Stocks Rally, but Anxiety Lingers
Martin noted that equities have managed to climb back to record levels after the tariff shock in early April, suggesting investors still view American companies, particularly technology firms, as prime destinations for capital. But she warned that this apparent strength conceals a deeper unease, as foreign investors are increasingly shielding themselves against the dollar's weakness.
According to Deutsche Bank strategist George Saravelos, "foreign investors are now removing dollar exposure at an unprecedented pace." Data show that more than 80 percent of inflows into US stock exchange-traded funds are now hedged, compared to nearly none at the start of the year. Similar shifts are evident in bond markets, where hedged positions account for roughly half of flows.
Dollar Takes the Strain
The dollar has dropped by more than 10 percent in 2025, its steepest fall in more than two decades. This slide is unfolding even as Wall Street rallies, underscoring that the problem lies not in confidence in US companies but in the currency itself.
At the same time, the Federal Reserve's policy trajectory is adding to investor unease. The central bank cut interest rates by a quarter of a point last week. However, a "dot plot" of future expectations revealed an outlier, widely assumed to be Trump appointee Stephen Miran, who advocated for a half-point cut and penciled in a further 1.25 percentage points in reductions this year.
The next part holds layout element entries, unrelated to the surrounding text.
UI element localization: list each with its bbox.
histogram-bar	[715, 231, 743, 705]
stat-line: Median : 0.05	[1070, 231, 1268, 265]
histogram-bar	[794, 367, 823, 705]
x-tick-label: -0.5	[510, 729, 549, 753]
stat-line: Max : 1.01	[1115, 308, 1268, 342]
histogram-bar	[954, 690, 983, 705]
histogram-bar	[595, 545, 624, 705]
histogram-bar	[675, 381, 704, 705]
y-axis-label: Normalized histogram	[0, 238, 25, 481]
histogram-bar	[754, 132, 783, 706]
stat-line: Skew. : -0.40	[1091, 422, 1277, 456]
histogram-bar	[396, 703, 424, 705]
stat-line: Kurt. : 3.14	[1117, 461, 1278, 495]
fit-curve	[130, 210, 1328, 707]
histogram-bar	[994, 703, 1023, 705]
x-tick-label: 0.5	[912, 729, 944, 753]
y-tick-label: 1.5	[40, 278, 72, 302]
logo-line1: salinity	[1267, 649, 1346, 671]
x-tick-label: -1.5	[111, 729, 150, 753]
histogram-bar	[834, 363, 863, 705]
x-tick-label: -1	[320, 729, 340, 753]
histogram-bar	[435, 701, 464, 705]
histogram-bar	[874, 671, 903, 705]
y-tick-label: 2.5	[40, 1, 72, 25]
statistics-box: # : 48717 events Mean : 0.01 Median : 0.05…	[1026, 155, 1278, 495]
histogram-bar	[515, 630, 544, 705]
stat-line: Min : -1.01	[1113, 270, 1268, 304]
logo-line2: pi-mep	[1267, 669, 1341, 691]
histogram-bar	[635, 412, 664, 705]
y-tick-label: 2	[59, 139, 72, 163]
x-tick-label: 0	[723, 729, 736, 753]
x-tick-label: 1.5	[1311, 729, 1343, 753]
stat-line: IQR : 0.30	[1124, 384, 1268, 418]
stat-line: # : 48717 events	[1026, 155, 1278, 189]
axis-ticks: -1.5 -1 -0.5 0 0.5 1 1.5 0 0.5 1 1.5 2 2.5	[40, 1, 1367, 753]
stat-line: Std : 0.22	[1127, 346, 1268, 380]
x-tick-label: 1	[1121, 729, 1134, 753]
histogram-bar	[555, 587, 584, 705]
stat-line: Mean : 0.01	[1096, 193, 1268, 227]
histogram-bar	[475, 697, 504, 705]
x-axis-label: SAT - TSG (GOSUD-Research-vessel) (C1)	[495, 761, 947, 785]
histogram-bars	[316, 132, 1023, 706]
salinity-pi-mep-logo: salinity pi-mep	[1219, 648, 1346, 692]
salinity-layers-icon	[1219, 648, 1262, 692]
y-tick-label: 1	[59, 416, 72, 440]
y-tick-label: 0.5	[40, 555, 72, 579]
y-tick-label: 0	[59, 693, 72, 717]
That would imply "seriously chunky crisis-style rate cuts," Martin observed, though she added Miran is unlikely to carry the majority.
Signal of Institutional Fragility
While a weaker dollar could, in theory, aid US manufacturing, Martin argued the trend is instead a warning sign about institutional fragility. "It is a grim signal that investors fear institutional damage in the US, with all the volatility and long-term economic cost that entails," she wrote.
The unease is mirrored in commodities, with gold breaking records amid a scramble for safe assets. Asset manager Robeco has gone as far as to assign a 35 percent probability to what it called an "exorbitant decay" of the global financial system, a "self-inflicted, preventable" unraveling led by the United States.
Read more: US dollar outlook: Short-term gains, long-term losses from tariffs
For Martin, the lesson is that the rally in stocks should not be mistaken for broad confidence. Behind the market's resilience, she said, lies deep anxiety about the trajectory of the world's largest economy and the stability of the system it anchors. "For now, the buck stops with the buck."